“Das nenne ich treue Selbstneuerfindung mit Abrisscharakter!“
Artist: Heaven Shall Burn
Herkunft: Saalfeld/Saale, Deutschland
Album: Wanderer
Spiellänge: 52:58 Minuten
Genre: Metalcore, Melodic Death Metal
Release: 16.09.2016
Label: Century Media Records
Link: https://www.heavenshallburn.com
Bandmitglieder:
Gesang – Markus Bischoff
Gitarre – Maik Weichert
Gitarre – Alexander Dietz
Bassgitarre – Eric Bischoff
Schlagzeug – Christian Bass
Tracklist:
- The Loss Of Fury
- Bring The War Home
- Passage Of The Crane
- The Shall Not Pass
- Downshifter
- Prey To God
- My Heart Is My Compass
- Save Me
- Corium
- Extermination Order
- A River Of Crimson
- The Cry Of Mankind
Deutschland ist eindeutig ein Metal-Land. Wenn ich allein überlege, wie viele Releases wir pro Jahr auf dem Tisch liegen haben, die ihren Ursprung in unserem Land haben, dann wird klar, dass bei der Masse sicher einige Bands untergehen.

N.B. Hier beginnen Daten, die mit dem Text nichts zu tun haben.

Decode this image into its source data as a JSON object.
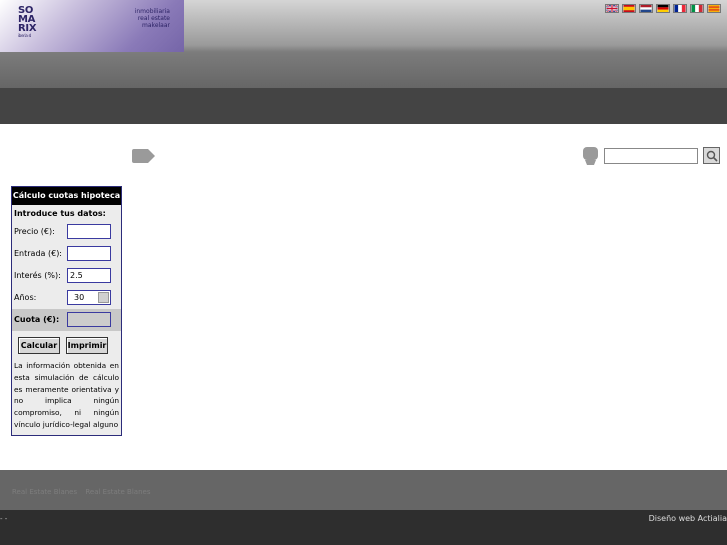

Die wenigen – aber wichtigen – Vertreter, die hervorstechen sind für mich klar Kreator im Bereich des Thrash Metals, Blind Guardian, Powerwolf und Avantasia wenn es um Power Metal und Melodic Metal geht, Equilibrium als Vertreter des spaßigen Pagan Metal und um nicht alle Genres erfassen zu müssen, dürfen abschließend Caliban und Heaven Shall Burn das Gerne des Metalcores vorantreiben. Genau um die letztere Truppe geht es heute, denn die am 16.09.2016 erscheinende Platte Wanderer macht gerade – alleine schon durch die beiden vorveröffentlichten Tracks ihre Runde. Nach dem letzten extrem erfolgreichen Release (Veto) im Jahr 2013 folgten aus unserer Sicht unzählige Headliner-Tourneen und Festivals, auf denen sich die Saalfelder immer im oberen Drittel des Posters befanden.
Mit einer künstlerisch nicht unanspruchvollen und netten Berg-Fotografie auf dem Cover ist es rein optisch irgendwie sehr ruhig geworden. Wo vorher ein menschliches Herz bei Invictus und ein Pferd samt nackter Reiterin auf Veto bis in die Charts auf Platz zwei vordringen durfte, ist man nun irgendwie erwachsener geworden.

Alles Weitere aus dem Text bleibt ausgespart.